Ela é organizada da seguinte maneira, usando o mesmo exemplo de 31 x 12:
- Passo 1: o número é desmembrado para facilitar a multiplicação. Neste caso, 12 vira 10 + 2.
- Passo 2: Em seguida, os números são reorganizados como (31 x 10) + (2 x 31). Os valores são os mesmos, mas, ao invés de propor a multiplicação do 31 por 12, ele é multiplicado primeiro por 10, e depois por 2. Isso simplifica a compreensão dos valores porque multiplicar por 10 é consideravelmente mais fácil para o cérebro.
- Passo3: o cálculo continua com (310) + (62), que totaliza 372.
‘Riscos’ dos vídeos virais
Apesar de serem conteúdos amplamente difundido nas redes sociais, vídeos que mostram métodos matemáticos “alternativos” como estes podem representar um risco, segundo os professores ouvidos pelo g1.

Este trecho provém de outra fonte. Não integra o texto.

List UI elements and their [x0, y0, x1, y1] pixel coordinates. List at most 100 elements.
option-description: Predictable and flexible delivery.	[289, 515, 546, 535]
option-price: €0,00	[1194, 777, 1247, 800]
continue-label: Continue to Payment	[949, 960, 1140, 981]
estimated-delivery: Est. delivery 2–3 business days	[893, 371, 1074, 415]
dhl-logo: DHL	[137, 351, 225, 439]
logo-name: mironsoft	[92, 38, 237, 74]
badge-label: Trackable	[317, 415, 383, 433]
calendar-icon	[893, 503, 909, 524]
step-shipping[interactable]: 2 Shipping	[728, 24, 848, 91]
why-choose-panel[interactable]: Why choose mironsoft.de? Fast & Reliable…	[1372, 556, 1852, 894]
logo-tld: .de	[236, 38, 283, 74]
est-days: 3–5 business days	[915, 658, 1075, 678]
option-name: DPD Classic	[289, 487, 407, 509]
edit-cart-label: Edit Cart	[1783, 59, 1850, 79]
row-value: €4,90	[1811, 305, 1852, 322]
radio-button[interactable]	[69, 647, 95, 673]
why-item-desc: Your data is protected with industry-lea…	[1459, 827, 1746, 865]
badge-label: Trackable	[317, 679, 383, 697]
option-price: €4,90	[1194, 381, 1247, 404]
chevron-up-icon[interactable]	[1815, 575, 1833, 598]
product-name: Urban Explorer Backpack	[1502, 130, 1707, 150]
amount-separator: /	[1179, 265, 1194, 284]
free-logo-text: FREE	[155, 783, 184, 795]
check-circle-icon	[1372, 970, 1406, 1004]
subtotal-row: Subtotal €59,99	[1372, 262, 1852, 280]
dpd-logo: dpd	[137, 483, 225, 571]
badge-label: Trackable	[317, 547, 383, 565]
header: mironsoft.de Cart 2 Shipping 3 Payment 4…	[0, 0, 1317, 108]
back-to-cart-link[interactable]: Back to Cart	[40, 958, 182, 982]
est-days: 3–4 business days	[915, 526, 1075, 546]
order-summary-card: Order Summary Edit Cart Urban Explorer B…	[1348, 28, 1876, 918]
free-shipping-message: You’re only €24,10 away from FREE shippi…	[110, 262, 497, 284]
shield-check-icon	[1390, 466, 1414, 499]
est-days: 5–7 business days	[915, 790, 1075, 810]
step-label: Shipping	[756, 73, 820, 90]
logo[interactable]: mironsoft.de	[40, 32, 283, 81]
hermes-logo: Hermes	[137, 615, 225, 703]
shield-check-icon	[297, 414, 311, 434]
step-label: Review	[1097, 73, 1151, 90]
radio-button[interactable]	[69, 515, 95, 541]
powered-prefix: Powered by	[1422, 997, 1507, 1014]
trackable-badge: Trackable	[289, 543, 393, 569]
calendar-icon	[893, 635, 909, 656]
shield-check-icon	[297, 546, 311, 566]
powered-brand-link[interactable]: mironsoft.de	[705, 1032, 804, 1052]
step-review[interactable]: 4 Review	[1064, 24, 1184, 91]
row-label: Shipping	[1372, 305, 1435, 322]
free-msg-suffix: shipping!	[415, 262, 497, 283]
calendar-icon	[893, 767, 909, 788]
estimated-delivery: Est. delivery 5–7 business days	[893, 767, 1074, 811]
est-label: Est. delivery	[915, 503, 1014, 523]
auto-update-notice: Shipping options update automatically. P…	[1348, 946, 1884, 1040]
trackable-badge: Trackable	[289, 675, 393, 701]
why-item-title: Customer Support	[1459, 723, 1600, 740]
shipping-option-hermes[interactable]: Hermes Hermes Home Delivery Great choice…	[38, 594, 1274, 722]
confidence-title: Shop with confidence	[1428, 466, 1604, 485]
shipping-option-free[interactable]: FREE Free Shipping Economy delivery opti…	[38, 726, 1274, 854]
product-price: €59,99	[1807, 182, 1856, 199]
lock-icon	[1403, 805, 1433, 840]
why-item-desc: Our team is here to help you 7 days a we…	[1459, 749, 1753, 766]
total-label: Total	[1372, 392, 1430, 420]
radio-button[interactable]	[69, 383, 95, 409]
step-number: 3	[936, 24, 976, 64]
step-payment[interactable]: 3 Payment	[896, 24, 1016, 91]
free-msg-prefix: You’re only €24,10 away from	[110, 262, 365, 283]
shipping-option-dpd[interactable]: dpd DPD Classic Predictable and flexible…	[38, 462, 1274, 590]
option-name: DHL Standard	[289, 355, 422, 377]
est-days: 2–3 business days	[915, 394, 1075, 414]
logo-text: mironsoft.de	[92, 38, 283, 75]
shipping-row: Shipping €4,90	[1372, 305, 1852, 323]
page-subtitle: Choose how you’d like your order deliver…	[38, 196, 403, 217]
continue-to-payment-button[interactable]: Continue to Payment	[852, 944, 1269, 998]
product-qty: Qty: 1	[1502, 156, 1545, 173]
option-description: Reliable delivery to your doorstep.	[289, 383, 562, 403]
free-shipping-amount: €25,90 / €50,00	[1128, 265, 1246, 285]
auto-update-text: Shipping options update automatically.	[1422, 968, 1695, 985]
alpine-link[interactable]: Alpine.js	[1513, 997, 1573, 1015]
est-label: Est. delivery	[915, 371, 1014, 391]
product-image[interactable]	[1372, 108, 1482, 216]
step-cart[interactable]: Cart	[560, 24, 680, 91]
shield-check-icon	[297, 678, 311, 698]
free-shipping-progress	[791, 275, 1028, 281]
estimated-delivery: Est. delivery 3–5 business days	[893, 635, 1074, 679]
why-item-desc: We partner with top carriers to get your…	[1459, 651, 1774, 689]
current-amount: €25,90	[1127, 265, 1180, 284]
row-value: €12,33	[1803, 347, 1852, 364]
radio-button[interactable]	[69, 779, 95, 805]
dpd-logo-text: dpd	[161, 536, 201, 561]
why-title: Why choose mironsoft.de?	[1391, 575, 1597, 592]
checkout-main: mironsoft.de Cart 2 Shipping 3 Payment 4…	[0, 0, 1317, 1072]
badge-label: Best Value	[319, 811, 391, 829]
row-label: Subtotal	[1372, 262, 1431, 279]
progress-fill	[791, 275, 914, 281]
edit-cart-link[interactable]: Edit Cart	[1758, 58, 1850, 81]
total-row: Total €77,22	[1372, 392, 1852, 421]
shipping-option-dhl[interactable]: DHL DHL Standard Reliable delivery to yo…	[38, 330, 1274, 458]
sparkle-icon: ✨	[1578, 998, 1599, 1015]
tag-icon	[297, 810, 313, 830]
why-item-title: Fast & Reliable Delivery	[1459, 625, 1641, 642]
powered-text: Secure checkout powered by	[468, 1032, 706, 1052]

“De repente, as pessoas veem esses vídeos e se convencem de que podem substituir aquilo que aprenderam na escola por esses macetes. Em uma prova, isso é o suficiente para fazer o estudante ter um desempenho ruim”, alerta Igor Frade.
Willian Bala é ainda mais incisivo e diz que é preciso duvidar de conteúdos como este, que são colocados como verdade absoluta, sem qualquer menção de que pode se tratar apenas de casos específicos.
E, se por um lado, esse conteúdo desperta a curiosidade dos jovens, podendo inspirar algum interesse pelos números, por outro, pode passar a ideia de que o que é ensinado na escola é propositalmente mais complicado ou desinteressante.
“Os vídeos são feitos daquele jeito para gerar engajamento na internet, são uma verdade incompleta. E explicar estes casos em sala pode confundir o aluno ainda mais. Então, o que podemos fazer é ensinar o que é certo, que vai funcionar todas as vezes, e recomendar atenção”, finaliza o professor.